Scaled.

Three Things To Do NOW To Raise Growth Capital in 2021

Written by Michael Pazzani | 1/15/21 4:43 PM

Despite widespread fear that venture-capital investment would dry up, deal activity fell just 6% in the first half of 2020, compared with the same period of 2019.

One explanation for continued investor interest is that many great companies (Airbnb and Mailchimp for instance) have been launched during recessions.

According to Dick Costolo, Managing Partner ad 01 Advisors, “These moments of disruption can be the times when some of the very best companies are created because people have the impetus to give it a shot.”

If you are an entrepreneur preparing to raise capital, what are the keys to successfully navigating the current funding context?

There is a widespread belief among Founders that raising capital (particularly venture capital early in a company’s life cycle) is a precursor to building a successful organization.

Keep these three tips in mind if you plan on raising capital in 2021.

  1. Determine how much money you need (and why)
    Founders are often so concerned with raising money they forget to think about how much they SHOULD be asking for. Should you ask for enough capital to last you for years or only a few months? If you are raising equity (or hybrid forms of equity) the amount you ask for will impact how much of your Company you own. A really simple example: if you think your Company is worth a million dollars and you raise a million dollars of equity, you’ve just sold 50% of your Company. Are you willing to part with that?

    A related question to think about: does your Company even need money right now? There is a widespread belief among Founders that raising capital (particularly venture capital early in a company’s life cycle) is a precursor to building a successful organization.
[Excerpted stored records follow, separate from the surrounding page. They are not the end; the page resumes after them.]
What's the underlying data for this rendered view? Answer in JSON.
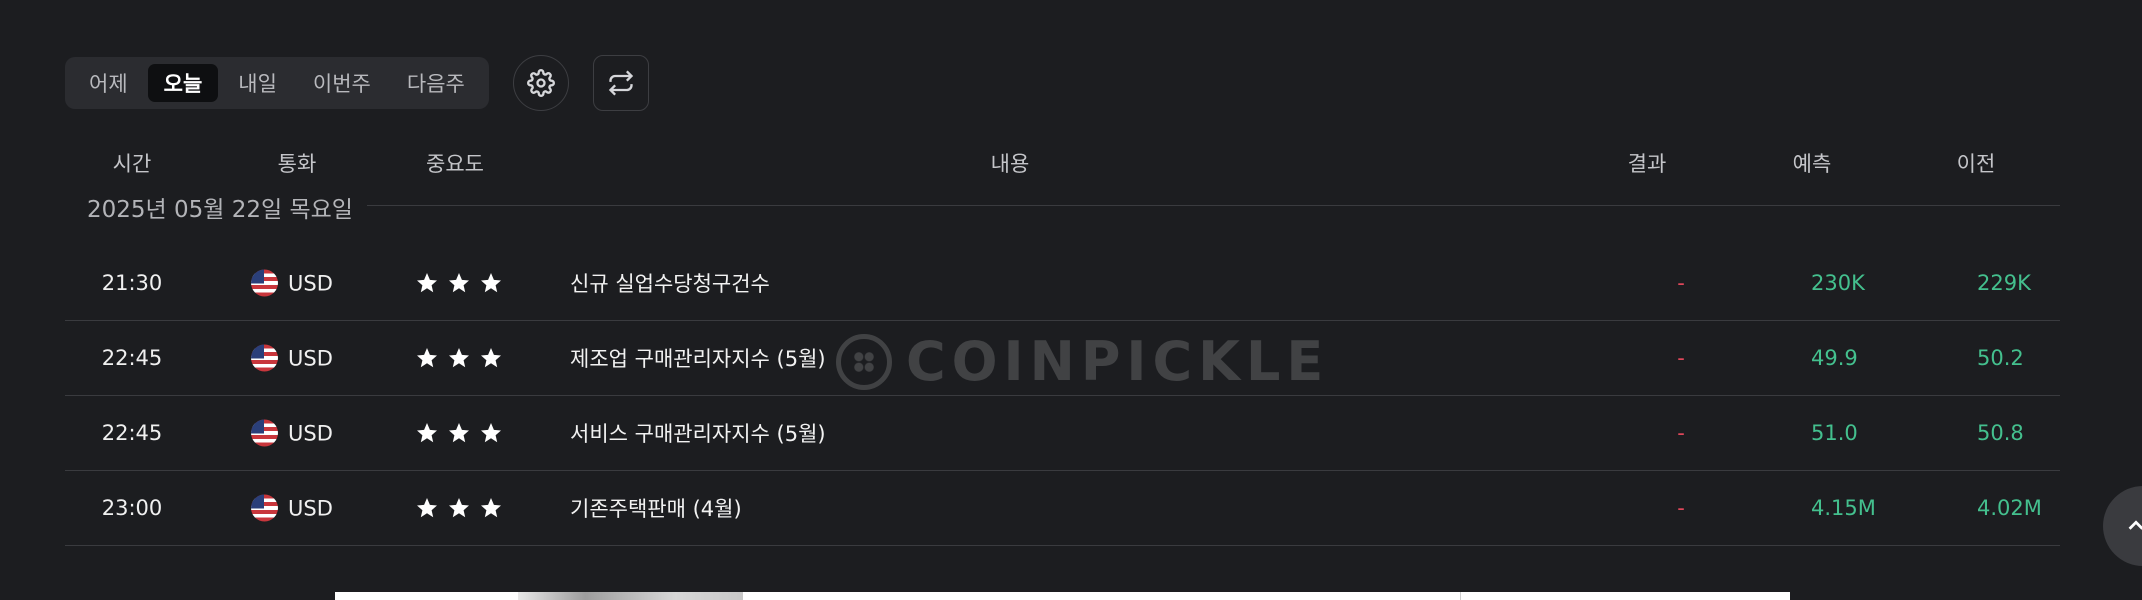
{
  "tabs": [
    {
      "label": "어제",
      "active": false
    },
    {
      "label": "오늘",
      "active": true
    },
    {
      "label": "내일",
      "active": false
    },
    {
      "label": "이번주",
      "active": false
    },
    {
      "label": "다음주",
      "active": false
    }
  ],
  "icons": {
    "settings": "gear-icon",
    "refresh": "refresh-icon",
    "scroll_top": "chevron-up-icon"
  },
  "columns": {
    "time": "시간",
    "currency": "통화",
    "importance": "중요도",
    "content": "내용",
    "result": "결과",
    "forecast": "예측",
    "previous": "이전"
  },
  "date_label": "2025년 05월 22일 목요일",
  "events": [
    {
      "time": "21:30",
      "currency": "USD",
      "importance": 3,
      "title": "신규 실업수당청구건수",
      "result": "-",
      "forecast": "230K",
      "previous": "229K"
    },
    {
      "time": "22:45",
      "currency": "USD",
      "importance": 3,
      "title": "제조업 구매관리자지수 (5월)",
      "result": "-",
      "forecast": "49.9",
      "previous": "50.2"
    },
    {
      "time": "22:45",
      "currency": "USD",
      "importance": 3,
      "title": "서비스 구매관리자지수 (5월)",
      "result": "-",
      "forecast": "51.0",
      "previous": "50.8"
    },
    {
      "time": "23:00",
      "currency": "USD",
      "importance": 3,
      "title": "기존주택판매 (4월)",
      "result": "-",
      "forecast": "4.15M",
      "previous": "4.02M"
    }
  ],
  "watermark": "COINPICKLE",
  "colors": {
    "background": "#1c1d20",
    "positive": "#44c08e",
    "negative": "#e0475a",
    "tab_active_bg": "#0e0f11"
  }
}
While that can be true in certain circumstances, it also isn’t true in others. Consider Shopify, which is now a billion dollar public Company but was founded in 2004 as an online store for snowboarding equipment. Shopify grew independently and bootstrapped for 6 years before taking on institutional capital in a Series A round in 2010. In doing so, its founders increased Shopify’s value along the way and retained a far greater ownership of the Company had they raised money earlier.
  2. Get your forecast in order
    Investors want to know how they will make money, when they will make money, and how much money they will make. Showing an investor the financial answers to these questions will help move the ball forward quickly in discussions.

    In addition, ensure your forecast also clearly shows how you intend on spending the capital you’re raising. If you’re spending money on engineering or development, make sure you also have remaining funds to market and sell your product or services when you’re ready to go to market.
  3. Have “skin in the game”
    If you are asking people to risk their money, you should be willing to risk your own money too. If you don’t have capital yourself to fund your business initially or to continue funding your business, it’s important to show investors you are 100% devoted to the business and can execute against your plan. In addition, having experienced co-founders or an executive team with skin in the game can increase investor confidence. Running a one person show? Build out an advisory board with some gravitas.